This church was first built in the 1860s, two miles from where it now stands on what was known as the Scarborough place. Rev. Henry Scarborough gave the land to the church which was so named because it stood on the Lee, Marion, and Macon county lines. This building was a wooden structure near the Scarborough home. There are still remains of a cemetery at this site. Trustees of this church were S. R. Halstead, G. W. Tyson, Steve Kent, Rev. W. W. Chenney, and John Hudson.
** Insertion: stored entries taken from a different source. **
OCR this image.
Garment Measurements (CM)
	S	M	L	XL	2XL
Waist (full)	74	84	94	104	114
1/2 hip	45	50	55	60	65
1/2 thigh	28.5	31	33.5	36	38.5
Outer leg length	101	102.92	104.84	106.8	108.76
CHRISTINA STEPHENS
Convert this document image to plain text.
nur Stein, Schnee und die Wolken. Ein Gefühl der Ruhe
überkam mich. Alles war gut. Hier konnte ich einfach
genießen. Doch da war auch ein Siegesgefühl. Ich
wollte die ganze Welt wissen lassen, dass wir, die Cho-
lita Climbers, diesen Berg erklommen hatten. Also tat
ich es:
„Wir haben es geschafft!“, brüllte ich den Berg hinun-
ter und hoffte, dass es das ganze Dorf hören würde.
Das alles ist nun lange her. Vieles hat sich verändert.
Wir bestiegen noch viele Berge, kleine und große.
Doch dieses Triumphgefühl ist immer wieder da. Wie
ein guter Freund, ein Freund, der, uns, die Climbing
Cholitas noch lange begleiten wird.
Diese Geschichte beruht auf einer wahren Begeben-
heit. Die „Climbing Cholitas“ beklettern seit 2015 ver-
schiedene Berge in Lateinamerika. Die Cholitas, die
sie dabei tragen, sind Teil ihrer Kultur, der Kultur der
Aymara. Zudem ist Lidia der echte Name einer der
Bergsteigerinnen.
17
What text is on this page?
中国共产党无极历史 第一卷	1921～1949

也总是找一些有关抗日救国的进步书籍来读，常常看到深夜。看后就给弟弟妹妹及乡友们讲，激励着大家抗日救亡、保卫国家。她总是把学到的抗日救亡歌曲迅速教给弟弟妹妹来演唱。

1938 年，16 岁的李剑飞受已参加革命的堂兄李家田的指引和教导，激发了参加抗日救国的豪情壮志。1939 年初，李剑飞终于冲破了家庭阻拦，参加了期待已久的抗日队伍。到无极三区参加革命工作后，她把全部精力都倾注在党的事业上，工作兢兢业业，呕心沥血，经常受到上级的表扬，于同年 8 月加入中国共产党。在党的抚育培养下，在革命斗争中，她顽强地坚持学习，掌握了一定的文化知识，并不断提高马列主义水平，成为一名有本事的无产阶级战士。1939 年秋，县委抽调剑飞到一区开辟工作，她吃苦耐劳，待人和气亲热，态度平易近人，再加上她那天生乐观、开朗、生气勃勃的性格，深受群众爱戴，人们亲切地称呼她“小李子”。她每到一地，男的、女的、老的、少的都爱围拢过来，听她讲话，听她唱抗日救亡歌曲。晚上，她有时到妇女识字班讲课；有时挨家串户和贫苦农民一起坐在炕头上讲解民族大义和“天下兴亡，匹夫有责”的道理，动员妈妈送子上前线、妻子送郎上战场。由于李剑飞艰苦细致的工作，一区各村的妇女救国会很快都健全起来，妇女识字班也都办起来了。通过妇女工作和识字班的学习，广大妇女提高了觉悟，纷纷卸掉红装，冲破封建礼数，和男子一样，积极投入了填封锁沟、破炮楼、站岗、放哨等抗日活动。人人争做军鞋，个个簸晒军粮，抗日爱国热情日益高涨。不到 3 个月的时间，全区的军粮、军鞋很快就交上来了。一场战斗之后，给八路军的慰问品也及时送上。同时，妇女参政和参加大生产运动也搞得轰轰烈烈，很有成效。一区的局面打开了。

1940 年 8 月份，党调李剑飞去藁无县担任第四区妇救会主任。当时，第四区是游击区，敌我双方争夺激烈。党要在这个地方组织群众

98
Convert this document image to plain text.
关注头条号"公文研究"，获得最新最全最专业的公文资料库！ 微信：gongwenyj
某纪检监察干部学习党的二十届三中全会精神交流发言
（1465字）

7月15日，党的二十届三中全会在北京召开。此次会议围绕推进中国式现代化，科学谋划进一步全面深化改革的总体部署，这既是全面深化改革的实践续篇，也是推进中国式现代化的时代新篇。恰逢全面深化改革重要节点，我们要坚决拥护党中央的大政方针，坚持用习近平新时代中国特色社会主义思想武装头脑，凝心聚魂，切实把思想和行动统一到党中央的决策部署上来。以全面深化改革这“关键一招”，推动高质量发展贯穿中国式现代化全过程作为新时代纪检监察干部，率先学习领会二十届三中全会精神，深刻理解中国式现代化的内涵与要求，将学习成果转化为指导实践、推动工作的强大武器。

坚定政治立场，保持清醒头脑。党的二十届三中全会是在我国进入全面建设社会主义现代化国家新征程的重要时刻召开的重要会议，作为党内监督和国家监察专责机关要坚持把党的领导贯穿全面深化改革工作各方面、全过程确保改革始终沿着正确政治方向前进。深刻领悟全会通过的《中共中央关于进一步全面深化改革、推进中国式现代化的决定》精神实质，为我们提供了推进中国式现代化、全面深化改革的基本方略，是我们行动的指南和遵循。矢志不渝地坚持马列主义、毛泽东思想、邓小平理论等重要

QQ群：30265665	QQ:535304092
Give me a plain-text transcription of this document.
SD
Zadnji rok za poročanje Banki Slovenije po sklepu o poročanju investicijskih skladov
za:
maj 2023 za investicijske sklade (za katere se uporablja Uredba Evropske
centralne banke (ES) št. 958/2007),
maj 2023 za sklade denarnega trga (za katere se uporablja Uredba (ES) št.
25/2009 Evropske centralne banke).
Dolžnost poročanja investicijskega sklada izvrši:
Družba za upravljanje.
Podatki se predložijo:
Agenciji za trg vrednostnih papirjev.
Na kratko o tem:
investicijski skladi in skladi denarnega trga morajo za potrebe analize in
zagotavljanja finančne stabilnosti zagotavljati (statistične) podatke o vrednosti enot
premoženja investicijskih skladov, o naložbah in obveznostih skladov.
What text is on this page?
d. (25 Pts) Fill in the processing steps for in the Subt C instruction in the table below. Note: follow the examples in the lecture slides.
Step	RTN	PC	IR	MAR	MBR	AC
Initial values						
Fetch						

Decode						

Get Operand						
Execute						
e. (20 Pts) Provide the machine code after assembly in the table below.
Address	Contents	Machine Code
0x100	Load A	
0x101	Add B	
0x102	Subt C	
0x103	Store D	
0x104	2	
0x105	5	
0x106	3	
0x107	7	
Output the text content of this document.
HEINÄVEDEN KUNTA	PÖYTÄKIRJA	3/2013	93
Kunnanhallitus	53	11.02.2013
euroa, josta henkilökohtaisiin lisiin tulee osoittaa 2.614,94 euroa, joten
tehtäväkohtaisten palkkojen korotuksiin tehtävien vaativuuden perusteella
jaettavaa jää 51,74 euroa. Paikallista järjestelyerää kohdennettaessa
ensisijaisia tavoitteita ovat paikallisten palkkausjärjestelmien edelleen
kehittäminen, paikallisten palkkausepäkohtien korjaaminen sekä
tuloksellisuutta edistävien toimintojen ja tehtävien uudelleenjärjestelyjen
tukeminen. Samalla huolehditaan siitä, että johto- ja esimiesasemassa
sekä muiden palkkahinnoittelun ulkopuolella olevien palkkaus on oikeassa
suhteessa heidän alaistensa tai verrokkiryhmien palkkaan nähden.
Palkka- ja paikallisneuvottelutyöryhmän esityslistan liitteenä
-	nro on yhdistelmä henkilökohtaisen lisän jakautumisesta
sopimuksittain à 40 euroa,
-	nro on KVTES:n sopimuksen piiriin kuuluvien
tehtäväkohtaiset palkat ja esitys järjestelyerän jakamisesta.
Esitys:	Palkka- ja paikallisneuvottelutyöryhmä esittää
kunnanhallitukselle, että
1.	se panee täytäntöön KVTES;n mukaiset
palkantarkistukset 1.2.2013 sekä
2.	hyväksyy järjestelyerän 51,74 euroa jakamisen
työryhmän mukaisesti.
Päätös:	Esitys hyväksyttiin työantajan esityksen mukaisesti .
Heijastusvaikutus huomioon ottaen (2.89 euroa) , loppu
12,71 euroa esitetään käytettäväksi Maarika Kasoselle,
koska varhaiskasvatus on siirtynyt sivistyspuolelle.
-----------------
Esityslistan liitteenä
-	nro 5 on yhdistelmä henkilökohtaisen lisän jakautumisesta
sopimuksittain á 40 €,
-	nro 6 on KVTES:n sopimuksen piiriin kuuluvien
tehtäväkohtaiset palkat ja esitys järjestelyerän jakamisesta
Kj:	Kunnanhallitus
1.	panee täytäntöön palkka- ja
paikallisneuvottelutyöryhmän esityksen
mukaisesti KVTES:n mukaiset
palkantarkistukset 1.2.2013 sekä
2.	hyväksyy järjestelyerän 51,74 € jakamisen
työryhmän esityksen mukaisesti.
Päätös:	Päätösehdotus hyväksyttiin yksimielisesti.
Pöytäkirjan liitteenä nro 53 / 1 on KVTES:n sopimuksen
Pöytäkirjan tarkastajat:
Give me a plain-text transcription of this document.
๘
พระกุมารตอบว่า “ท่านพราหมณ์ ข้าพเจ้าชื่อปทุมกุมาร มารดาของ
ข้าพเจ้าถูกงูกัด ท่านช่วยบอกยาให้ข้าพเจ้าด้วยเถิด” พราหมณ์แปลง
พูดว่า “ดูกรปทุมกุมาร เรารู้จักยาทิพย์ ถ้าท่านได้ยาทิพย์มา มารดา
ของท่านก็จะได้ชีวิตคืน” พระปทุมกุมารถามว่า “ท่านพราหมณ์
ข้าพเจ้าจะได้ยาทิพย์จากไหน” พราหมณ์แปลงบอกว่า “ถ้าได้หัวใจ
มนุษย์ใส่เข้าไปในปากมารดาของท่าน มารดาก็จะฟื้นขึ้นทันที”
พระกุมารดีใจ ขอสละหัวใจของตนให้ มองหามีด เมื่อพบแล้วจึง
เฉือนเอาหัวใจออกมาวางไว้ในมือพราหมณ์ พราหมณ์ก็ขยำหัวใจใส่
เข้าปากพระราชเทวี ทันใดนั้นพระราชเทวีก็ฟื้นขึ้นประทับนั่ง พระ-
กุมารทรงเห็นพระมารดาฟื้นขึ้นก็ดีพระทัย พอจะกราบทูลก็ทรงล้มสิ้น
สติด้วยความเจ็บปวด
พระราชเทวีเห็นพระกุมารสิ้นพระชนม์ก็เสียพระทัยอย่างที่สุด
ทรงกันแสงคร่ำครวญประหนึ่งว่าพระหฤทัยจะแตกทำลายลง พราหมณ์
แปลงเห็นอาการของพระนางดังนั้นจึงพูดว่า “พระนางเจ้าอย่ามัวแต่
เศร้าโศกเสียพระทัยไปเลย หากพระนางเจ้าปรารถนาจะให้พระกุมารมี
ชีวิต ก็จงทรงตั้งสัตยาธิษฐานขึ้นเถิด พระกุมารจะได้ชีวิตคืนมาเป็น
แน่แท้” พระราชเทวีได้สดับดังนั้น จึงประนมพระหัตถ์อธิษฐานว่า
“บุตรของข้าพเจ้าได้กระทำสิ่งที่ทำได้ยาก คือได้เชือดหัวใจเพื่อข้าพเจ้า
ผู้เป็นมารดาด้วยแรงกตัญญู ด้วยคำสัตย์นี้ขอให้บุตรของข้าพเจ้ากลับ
In 1873, Harrison Holloway gave the land on which the church now stands. The first church built on the land was a wooden building not sealed and tallow candles were used on shelves around the church for light. An organ was added in 1890. The first burial was the daughter of Warren and Lurea McMath in November 1888. Prominent families of this church included the Rooks, McCorkles, Teeles, Goolsbys, Dickersons, McLendons, Granthams, Sisums, Lumpkins, Holloways, and McMaths. In 1892, the structure was changed with two single doors added, one on each side, and the benches being replaced. Warren McMath was the supervisor of the remodeling. A Sunday school was started in 1911, by John McElheney. Until 1923, Saturday and Sunday service were held at the church and Sara Peters was noted for her regular attendance despite the four-mile walk from her home to the church. Large double doors and cement steps were added in 1931.
A building committee composed of Leo Williams, Earnest Heath, Johnny McMath, and George McLendon was elected in 1954 and a concrete block church was dedicated on June 25, 1955, with Rev. Claude G. Haugabook as pastor. In 1959, a building program was launched. The old Harrison home was torn down and the lumber used to build an annex for the kitchen/dining area. In June 1961, a bus was bought and converted to add more Sunday school space. Also, in 1961, the County Line Visitor was first published by Rev. Benton Taylor to encourage and inspire people. The pews from Pleasant Grove Church were moved to County Line in 1963, and stained glass windows and storm doors were added in 1972. The 1970s also saw the addition of restrooms, storage areas, and closet space with recovered altar cushions and chairs.
In 1977, this church hosted the MYF with eighty-six youth in attendance. The old water pump out back was used and made a noise that scared the youth with its laborious squeak causing them to flee. Luckily, all of the youth were caught. The lectern used for Sunday school purposes was made by Monroe Hanner and donated in 1981. In 1988, a female certified lay speaker, Edwina Kitchens, was found at County Line.
In 2003, County Line chose to go with a part-time minister. Rev. Mark Kinservik preached on the first, third, and fifth Sundays with local speakers on the second and fourth Sundays. Lunch at church was held every third Sunday with a Bible study/prayer meeting every Wednesday night.